Joe and the attorney he consulted must have understood Joe was waiving all claims arising out of his employment, including any WARN Act claim. Like any contract, the scope of a release is determined by the parties’ intent when they sign it. Mutz v. Citizens State Bank of Maryville, 966 F.2d 434, 438 (8th Cir.1992).

Joe signed the release the day after his employment terminated. On that day, he knew what WARN Act notice he had and had not received before he was terminated. He could have begun his WARN Act lawsuit before he signed the release. His claims had accrued before he signed the release.

B. Joe presented no meaningful proof of duress, not surprising since Joe had the release for two or three days and discussed it with his attorney. Public policy favors the enforcement of voluntary settlement agreements containing release language that is unambiguous, the circumstance here. See, e.g., Ulvin v. Northwestern Nat. Life Ins. Co., 943 F.2d 862, 867 (8th Cir.1991), cert. denied, 502 U.S. 1073, 112 S.Ct. 970, 117 L.Ed.2d 135 (1992) (enforcing release of ADEA claim in consideration of severance payment); Leavitt v. Northwestern Bell Tel. Co., 921 F.2d 160, 162-63 (8th Cir.1990) (enforcing release of ERISA claims though employee did not consult attorney); Lancaster v. Buerkle Buick Honda Co., 809 F.2d 539, 541 (8th Cir.), cert. denied, 482 U.S. 928, 107 S.Ct. 3212, 96 L.Ed.2d 699 (1987) (release of ADEA claim upheld when employee received severance payment though no attorney consulted).

C. In rejecting Joe’s contention that the Separation Agreement and General Release was without consideration, the trial court made sequential rulings on several issues. We uphold the trial court’s rulings and the release.

The severance payment to Joe was calculated and made pursuant to an FBS Nebraska Severance Pay program which the parties stipulated was an ERISA plan. FBS had amended the plan before the merger to condition payment of severance benefits on the employee’s execution of a release.

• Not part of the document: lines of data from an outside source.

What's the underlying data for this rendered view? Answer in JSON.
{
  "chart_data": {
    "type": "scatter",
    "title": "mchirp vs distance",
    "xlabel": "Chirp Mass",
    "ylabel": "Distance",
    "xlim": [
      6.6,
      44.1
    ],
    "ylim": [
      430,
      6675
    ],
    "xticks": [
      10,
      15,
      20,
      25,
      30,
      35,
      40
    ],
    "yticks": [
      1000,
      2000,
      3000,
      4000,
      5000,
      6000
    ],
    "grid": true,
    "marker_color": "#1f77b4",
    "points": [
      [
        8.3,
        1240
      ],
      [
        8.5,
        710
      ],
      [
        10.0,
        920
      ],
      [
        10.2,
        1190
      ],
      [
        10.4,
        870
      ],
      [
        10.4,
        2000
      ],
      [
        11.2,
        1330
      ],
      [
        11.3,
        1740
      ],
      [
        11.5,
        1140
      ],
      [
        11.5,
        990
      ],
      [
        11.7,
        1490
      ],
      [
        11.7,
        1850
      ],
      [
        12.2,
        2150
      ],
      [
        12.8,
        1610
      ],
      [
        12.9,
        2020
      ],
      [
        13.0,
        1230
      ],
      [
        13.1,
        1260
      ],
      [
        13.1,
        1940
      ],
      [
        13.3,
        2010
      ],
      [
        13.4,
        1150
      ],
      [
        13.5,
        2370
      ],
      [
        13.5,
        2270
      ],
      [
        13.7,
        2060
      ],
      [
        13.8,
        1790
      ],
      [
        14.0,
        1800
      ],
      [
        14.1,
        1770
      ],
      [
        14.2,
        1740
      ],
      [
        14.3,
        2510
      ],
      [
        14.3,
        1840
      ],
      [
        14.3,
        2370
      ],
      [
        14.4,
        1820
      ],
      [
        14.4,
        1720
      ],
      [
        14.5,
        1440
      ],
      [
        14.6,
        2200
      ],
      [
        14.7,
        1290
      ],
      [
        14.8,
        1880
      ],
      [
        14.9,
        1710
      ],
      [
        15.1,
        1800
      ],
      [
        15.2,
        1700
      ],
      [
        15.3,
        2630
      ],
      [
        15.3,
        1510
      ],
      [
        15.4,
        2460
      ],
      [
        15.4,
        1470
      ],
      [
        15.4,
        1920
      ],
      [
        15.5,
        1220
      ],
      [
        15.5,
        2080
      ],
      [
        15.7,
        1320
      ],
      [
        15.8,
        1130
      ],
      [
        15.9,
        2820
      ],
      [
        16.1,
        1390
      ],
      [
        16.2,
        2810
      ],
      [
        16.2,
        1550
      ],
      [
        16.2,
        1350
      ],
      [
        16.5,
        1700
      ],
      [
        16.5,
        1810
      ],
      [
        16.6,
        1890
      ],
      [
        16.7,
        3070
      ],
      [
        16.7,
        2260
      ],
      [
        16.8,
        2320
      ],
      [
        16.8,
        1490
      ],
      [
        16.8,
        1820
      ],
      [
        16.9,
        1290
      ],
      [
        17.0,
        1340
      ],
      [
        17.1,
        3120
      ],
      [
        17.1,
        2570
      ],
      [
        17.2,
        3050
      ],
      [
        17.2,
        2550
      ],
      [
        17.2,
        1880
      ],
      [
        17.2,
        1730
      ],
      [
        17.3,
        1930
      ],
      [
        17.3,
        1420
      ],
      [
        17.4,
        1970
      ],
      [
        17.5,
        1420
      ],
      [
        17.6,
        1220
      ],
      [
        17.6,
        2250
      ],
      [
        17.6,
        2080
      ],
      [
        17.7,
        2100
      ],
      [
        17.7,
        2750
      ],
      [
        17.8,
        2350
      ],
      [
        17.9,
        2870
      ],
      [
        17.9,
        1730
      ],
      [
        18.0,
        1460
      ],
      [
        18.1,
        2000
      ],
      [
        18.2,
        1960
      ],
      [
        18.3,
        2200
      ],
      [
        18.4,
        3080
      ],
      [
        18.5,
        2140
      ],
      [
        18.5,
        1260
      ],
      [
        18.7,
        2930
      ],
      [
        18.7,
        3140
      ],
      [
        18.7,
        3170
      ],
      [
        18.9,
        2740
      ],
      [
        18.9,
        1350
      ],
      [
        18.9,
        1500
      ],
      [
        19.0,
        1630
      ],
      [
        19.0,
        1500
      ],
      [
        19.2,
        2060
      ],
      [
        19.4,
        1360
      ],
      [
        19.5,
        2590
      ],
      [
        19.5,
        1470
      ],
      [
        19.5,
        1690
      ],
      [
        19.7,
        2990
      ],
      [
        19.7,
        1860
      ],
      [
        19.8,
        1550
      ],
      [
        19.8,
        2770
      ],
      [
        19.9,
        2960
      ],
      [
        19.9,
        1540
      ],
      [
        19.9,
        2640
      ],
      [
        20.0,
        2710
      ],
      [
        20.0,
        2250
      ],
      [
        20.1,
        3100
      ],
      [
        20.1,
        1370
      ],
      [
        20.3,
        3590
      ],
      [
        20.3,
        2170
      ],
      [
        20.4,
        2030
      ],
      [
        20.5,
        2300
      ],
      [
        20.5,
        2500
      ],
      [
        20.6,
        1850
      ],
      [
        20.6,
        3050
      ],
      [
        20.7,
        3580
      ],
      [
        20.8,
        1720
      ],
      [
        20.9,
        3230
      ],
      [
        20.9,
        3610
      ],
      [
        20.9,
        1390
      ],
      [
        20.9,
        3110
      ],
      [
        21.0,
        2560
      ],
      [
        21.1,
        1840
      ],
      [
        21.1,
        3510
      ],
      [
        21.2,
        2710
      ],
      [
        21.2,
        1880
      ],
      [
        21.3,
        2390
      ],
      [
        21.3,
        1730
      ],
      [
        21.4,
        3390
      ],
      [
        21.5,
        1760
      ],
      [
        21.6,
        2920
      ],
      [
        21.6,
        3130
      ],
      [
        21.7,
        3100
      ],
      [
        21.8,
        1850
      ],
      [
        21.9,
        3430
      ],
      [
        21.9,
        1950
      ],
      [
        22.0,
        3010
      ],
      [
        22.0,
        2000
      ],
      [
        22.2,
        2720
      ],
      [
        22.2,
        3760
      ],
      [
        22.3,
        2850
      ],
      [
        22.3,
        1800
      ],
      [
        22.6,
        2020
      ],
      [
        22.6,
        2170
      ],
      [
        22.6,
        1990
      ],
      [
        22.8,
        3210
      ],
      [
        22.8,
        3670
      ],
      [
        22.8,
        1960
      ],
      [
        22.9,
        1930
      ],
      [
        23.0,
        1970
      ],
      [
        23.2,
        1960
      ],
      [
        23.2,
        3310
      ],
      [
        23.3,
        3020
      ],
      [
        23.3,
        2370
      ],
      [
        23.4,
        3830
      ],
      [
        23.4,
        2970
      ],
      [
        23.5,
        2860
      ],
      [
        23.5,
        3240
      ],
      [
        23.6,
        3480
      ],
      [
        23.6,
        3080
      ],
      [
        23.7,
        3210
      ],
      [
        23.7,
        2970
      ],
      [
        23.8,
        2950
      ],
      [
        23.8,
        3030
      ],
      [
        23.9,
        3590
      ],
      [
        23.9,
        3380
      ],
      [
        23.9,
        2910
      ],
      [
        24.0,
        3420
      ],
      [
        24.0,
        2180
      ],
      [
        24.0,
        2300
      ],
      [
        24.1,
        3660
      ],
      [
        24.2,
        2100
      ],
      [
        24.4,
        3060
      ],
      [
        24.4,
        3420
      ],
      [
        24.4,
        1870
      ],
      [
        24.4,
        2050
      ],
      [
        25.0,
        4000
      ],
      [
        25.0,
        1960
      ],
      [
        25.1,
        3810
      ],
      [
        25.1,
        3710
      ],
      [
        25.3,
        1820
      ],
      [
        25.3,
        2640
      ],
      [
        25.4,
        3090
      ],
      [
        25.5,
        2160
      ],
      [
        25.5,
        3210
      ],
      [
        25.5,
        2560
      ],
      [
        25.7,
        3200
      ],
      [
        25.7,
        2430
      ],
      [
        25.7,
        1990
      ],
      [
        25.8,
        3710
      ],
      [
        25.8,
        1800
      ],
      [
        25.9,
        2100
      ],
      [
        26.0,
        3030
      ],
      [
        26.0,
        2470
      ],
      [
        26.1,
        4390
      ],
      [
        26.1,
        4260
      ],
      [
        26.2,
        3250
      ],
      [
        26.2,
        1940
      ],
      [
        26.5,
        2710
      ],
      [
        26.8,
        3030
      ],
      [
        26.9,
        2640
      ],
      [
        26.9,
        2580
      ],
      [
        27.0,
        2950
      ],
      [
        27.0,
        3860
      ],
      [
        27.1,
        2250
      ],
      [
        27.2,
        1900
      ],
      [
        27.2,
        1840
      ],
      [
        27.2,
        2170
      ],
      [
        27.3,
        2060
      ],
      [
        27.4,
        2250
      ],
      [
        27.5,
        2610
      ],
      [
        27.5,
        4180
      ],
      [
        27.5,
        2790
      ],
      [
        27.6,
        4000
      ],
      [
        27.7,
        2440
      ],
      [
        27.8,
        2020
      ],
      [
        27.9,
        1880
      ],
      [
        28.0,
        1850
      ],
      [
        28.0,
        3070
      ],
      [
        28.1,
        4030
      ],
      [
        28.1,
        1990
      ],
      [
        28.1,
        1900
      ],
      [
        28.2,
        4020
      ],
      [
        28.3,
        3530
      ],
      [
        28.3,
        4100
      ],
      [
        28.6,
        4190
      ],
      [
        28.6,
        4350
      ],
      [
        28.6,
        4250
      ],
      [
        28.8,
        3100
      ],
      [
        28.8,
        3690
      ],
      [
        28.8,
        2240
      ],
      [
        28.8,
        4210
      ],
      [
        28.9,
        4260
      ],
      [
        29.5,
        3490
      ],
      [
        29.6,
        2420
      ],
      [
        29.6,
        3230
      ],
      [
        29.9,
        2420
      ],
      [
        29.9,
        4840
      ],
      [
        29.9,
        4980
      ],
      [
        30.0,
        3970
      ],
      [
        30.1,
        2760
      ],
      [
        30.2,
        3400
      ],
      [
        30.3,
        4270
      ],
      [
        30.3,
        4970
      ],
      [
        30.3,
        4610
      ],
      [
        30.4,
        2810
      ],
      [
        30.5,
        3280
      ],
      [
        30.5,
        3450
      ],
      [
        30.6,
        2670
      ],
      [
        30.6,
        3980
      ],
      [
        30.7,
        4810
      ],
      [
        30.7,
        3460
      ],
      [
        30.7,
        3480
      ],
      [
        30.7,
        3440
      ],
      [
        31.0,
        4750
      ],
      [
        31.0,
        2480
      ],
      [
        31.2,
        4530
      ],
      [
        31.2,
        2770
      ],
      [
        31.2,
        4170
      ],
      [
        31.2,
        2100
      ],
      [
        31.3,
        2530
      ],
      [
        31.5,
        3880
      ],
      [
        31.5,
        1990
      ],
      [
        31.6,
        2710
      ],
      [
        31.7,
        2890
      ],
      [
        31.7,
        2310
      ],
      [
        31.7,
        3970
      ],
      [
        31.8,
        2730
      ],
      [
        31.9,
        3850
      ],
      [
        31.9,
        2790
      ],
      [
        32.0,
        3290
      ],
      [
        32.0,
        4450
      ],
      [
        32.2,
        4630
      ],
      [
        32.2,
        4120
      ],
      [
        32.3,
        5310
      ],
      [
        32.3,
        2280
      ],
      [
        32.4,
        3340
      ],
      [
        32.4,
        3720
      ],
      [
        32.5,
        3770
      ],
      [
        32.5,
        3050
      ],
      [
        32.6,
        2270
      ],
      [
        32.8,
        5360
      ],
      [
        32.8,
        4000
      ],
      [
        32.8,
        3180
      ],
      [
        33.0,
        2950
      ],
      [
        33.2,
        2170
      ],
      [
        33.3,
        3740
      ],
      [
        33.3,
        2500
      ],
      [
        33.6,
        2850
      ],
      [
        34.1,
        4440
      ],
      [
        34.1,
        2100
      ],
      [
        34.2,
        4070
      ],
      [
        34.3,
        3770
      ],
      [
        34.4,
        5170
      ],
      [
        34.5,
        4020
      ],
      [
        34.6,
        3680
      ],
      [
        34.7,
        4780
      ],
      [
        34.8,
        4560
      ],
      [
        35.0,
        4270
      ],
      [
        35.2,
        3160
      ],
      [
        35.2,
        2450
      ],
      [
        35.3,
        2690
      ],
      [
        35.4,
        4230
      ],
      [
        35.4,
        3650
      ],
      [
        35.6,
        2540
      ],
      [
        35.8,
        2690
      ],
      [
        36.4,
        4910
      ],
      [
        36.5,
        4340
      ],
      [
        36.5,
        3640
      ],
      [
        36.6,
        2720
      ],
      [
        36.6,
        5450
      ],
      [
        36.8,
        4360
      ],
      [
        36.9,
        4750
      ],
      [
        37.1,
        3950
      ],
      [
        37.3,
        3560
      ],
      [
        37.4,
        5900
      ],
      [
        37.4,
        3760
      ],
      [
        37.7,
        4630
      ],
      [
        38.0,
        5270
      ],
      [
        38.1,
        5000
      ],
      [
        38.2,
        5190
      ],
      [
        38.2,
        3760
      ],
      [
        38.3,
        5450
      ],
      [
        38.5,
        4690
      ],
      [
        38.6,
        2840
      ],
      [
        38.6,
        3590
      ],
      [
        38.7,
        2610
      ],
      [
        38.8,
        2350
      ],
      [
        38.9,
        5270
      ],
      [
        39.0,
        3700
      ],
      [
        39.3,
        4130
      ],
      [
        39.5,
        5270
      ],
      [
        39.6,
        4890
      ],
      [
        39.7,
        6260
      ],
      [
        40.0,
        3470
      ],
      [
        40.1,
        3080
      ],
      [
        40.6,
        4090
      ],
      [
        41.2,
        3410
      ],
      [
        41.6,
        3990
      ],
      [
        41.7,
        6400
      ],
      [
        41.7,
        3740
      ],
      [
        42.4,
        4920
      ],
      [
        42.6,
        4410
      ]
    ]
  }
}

Joe contends a FirsTier ERISA qualified severance pay plan that predated the bank merger entitled him to a larger severance payment than the payment he received under the FBS severance plan. He based this on language describing which *1071 FirsTier employees would be eligible for severance and what they would receive. Because he interpreted that plan’s benefits to pay him more than the amount he received under the FBS plan, Joe argues he received no consideration when he signed the release. He cites Nebraska common-law decisions holding a release unenforceable if a payment is one the released party already was under obligation to make. In re Nelson’s Estate, 127 Neb. 563, 256 N.W. 27 (1934); Sallander v. Prairie Life Ins. Co., 112 Neb. 629, 200 N.W. 344 (1924).

The trial court rejected Joe’s theory of no consideration. First the court reasoned that the FBS severance payment was made under an ERISA plan, preempting Joe’s claim of a Nebraska common-law contract right to severance pay under the FirsTier plan. The trial court also held that FBS had no preexisting legal duty to pay Joe under either severance plan, because no severance benefits vested before the merger was completed. See Inter-Modal Rail Employees Ass’n v. Atchison, Topeka & Santa Fe Ry., 520 U.S. 510, 513-14, 117 S.Ct. 1513, 137 L.Ed.2d 763 (1997).